Whenever my husband and I consider purchasing play food, we're put off by one reason or another... is it BPA, phthalate and lead free? Why is it so darn expensive? Do we really want meat grouped into the set when Olivia doesn't eat meat? And as a friend of mine noted, "Why would people buy an imitation of what they already have in their cupboards?" So...
I had a stroke of very green inspiration when I was cleaning out our kitchen cabinets 2 days ago. Use what you have. Kids will love the familiarity of pretend shopping for their favorite foods! Simply keep cereal, cracker and energy bar boxes, wash out plastic apple sauce canisters, save toothpaste boxes, vitamin containers, etc. so you can set up different sections of a fabulous grocery store in your home and make the shopping venture more realistic.

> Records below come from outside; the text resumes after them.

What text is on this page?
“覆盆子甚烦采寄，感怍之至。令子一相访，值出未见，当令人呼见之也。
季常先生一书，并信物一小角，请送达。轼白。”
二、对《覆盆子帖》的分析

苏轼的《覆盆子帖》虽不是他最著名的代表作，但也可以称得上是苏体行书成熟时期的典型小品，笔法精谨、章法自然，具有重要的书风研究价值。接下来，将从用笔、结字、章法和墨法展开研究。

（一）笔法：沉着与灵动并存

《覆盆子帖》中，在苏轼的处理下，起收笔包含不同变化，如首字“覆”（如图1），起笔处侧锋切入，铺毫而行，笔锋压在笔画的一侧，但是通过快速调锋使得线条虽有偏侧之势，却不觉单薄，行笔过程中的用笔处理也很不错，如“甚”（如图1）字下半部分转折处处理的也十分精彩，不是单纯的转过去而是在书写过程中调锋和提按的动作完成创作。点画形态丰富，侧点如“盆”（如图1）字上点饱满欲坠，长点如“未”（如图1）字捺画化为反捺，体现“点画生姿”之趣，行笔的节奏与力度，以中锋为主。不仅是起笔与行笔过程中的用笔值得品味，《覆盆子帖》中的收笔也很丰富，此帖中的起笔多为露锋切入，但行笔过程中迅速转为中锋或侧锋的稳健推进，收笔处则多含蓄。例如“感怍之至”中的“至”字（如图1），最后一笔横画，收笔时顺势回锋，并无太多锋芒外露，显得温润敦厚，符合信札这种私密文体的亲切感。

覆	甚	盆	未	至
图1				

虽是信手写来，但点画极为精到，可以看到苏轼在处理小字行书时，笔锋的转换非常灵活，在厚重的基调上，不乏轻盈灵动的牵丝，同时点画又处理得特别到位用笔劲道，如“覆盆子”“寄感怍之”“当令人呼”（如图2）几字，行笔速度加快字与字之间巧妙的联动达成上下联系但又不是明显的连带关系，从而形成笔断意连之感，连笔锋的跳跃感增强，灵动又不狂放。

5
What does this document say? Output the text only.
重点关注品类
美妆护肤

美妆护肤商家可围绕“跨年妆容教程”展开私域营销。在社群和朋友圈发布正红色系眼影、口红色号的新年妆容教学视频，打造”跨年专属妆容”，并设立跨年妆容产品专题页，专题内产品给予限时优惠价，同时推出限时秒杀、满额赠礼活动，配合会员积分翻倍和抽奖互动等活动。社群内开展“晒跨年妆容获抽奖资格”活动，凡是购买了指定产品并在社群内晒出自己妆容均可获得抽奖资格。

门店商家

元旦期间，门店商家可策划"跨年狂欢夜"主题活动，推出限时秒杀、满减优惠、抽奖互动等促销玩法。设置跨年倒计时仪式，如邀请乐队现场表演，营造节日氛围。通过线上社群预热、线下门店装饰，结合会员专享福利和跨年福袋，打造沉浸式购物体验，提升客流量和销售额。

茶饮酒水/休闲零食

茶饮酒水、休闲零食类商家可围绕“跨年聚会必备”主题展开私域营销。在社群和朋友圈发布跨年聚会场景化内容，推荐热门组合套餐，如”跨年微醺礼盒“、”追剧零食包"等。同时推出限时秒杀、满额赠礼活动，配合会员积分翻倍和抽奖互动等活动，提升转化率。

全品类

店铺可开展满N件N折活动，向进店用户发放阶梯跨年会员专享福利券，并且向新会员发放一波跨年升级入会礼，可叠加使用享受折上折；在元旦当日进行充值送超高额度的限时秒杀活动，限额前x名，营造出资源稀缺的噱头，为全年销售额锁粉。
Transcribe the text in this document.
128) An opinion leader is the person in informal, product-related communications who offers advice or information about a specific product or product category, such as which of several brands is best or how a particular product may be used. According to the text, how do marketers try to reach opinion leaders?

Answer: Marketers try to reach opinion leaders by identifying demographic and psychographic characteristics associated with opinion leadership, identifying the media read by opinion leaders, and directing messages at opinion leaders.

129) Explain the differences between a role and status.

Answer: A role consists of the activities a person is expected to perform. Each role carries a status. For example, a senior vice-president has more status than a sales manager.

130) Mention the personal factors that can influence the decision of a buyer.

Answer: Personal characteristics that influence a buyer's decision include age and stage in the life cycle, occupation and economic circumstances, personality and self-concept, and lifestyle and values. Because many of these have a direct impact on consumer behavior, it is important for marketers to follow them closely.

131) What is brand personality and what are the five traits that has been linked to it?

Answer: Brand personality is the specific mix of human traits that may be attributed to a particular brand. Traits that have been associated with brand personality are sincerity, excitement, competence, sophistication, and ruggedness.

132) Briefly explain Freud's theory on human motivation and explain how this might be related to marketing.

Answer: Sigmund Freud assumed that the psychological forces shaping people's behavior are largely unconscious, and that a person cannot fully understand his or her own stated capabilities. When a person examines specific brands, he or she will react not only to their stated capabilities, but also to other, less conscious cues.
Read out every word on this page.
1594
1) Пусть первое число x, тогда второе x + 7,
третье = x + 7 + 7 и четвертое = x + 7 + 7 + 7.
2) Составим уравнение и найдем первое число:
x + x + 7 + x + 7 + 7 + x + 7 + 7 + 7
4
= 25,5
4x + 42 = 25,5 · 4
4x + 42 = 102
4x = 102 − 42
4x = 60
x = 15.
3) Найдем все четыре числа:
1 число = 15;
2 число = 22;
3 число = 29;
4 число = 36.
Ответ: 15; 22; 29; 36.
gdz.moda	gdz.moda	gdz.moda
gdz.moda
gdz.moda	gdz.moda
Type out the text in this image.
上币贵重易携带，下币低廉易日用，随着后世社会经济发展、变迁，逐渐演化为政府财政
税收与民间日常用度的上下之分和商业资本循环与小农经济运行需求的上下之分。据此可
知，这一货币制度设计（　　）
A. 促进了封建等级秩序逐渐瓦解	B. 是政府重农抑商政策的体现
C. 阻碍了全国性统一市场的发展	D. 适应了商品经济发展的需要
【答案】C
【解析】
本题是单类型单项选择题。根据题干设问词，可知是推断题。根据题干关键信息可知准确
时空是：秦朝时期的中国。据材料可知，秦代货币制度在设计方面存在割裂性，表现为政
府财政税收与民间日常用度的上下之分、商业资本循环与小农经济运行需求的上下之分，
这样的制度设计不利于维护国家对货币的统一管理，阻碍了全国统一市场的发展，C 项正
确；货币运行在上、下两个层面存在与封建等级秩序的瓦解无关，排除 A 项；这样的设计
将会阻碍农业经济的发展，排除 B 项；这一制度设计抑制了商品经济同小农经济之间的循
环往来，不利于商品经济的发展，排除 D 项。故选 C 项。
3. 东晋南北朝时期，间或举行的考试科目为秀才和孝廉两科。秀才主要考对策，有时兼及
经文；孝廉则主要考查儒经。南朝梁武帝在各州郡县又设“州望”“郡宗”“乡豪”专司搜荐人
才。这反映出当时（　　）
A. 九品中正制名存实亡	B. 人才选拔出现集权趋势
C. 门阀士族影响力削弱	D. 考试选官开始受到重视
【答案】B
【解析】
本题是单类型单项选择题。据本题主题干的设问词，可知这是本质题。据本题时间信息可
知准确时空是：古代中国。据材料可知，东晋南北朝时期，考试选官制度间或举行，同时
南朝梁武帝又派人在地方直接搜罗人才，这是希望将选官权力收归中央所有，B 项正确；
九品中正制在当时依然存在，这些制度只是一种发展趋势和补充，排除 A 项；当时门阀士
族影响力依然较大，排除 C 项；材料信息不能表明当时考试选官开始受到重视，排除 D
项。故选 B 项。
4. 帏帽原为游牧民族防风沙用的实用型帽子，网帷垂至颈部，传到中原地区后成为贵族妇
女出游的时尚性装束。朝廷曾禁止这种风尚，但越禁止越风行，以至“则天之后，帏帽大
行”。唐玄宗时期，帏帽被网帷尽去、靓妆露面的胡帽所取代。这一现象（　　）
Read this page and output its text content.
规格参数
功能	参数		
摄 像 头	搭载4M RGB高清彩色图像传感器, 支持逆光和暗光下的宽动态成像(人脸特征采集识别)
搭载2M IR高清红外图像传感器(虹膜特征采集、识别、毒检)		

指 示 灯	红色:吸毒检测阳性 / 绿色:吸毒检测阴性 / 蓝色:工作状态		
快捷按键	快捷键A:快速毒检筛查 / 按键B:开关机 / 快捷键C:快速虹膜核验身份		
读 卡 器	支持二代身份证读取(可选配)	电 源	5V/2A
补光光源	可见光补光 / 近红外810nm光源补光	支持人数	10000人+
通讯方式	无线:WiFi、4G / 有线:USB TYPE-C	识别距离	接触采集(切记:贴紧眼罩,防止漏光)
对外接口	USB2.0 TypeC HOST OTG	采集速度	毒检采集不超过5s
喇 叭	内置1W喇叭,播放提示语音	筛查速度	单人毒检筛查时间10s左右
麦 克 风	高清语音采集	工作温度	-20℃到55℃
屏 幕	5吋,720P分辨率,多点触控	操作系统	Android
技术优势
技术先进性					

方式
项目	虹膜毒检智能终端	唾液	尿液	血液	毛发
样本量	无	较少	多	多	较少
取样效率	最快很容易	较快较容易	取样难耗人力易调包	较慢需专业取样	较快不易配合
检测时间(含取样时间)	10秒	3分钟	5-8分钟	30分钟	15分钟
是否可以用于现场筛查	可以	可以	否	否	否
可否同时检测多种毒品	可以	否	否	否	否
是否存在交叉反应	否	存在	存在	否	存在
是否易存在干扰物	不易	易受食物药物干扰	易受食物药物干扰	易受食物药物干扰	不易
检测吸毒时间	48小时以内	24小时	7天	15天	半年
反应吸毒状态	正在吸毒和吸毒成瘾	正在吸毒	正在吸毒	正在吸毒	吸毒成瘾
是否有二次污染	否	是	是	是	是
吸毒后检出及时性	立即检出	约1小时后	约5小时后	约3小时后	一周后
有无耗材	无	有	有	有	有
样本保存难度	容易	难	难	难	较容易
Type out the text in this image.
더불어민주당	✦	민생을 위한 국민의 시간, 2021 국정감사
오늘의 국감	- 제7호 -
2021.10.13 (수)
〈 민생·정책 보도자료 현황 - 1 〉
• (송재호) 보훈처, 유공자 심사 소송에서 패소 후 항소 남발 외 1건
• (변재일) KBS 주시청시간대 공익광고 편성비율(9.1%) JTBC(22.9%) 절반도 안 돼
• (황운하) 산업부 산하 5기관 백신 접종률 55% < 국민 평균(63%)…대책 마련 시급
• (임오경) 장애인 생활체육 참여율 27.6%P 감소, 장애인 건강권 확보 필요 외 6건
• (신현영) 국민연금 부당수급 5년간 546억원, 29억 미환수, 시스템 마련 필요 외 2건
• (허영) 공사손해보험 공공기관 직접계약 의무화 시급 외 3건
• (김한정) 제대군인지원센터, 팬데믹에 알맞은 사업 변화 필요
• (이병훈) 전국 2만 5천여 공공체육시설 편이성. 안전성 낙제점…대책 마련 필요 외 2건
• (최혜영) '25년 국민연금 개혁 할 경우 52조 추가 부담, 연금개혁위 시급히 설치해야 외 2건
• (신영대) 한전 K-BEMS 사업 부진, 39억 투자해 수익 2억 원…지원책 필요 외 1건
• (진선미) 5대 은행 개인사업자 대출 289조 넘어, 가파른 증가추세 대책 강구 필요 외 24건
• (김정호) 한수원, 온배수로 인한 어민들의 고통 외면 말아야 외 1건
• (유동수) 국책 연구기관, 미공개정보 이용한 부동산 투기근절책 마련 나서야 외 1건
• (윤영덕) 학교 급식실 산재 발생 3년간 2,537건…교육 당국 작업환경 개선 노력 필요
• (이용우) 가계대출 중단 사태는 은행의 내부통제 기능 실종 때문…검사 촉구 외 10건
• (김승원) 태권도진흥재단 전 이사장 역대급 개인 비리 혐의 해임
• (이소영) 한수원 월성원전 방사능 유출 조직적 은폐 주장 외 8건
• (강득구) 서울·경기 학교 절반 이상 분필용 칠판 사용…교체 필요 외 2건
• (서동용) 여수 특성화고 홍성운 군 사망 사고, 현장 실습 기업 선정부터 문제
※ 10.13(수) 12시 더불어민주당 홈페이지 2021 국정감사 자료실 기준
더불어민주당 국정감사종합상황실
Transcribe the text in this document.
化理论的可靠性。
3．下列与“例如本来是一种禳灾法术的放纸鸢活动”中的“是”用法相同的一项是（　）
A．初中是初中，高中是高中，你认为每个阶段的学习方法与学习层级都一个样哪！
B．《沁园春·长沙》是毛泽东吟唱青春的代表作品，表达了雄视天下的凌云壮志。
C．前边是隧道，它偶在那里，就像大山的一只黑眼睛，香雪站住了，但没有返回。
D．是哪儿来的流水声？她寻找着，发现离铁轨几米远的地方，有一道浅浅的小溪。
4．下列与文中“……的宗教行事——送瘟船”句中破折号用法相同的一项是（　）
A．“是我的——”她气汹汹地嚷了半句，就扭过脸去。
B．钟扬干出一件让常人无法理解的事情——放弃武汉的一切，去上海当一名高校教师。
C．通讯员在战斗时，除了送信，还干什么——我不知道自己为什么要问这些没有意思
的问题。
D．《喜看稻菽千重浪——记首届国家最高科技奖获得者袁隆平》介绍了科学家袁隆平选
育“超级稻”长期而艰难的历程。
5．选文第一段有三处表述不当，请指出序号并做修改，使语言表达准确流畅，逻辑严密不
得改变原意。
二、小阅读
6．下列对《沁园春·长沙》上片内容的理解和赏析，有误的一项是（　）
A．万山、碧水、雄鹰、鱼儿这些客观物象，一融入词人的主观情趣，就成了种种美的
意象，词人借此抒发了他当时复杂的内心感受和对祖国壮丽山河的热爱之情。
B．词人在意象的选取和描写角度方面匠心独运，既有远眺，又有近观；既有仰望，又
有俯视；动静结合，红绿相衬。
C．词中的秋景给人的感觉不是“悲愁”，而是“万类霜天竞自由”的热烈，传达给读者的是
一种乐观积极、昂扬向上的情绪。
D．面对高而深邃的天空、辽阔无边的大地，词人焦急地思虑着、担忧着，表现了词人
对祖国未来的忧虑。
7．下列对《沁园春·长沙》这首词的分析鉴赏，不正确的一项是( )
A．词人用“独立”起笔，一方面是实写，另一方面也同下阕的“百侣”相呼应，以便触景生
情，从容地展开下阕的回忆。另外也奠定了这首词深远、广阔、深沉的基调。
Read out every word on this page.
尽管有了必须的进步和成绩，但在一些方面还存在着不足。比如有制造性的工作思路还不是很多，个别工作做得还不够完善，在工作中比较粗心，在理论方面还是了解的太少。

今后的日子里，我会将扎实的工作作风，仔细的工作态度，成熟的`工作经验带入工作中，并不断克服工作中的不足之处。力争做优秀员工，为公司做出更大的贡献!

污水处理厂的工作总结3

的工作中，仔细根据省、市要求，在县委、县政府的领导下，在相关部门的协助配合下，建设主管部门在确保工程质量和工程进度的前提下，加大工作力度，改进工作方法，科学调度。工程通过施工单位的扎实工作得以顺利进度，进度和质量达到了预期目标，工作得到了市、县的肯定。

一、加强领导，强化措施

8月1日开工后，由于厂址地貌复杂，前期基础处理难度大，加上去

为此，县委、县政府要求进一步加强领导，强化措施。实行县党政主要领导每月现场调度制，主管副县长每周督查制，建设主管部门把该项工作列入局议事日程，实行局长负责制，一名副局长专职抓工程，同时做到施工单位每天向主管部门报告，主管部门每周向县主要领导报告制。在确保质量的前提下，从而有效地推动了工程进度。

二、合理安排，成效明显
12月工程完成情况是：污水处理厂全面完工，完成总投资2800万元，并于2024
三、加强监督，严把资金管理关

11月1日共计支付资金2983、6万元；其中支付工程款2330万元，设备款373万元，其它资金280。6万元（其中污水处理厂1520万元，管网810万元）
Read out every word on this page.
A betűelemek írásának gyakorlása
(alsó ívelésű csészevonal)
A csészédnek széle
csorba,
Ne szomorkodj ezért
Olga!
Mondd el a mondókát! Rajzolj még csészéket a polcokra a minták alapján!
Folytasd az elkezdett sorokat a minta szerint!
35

To really up the ante on the pretend play, Olivia 'drives' her used, but very reliable, hand me down play car to the store.
We also have a hand me down shopping cart that she puts her baby in while she shops.
We 'ring up' all of her items at the end, and pack them all into a reusable shopping bag. I even have stickers to give her baby at checkout, since Olivia now thinks every grocery checker, librarian, gas station attendant, doctor or nurse exists only to dispense stickers.
There are endless opportunities for learning via green grocery store playtime. Toddlers will feel empowered to make choices, selecting what they want to put in their cart. They learn mindfulness of what they are purchasing, the value of a dollar, an introduction to math skills when the groceries are rung up, the eco-conscious concept of taking along a reusable bag... the sky is the limit!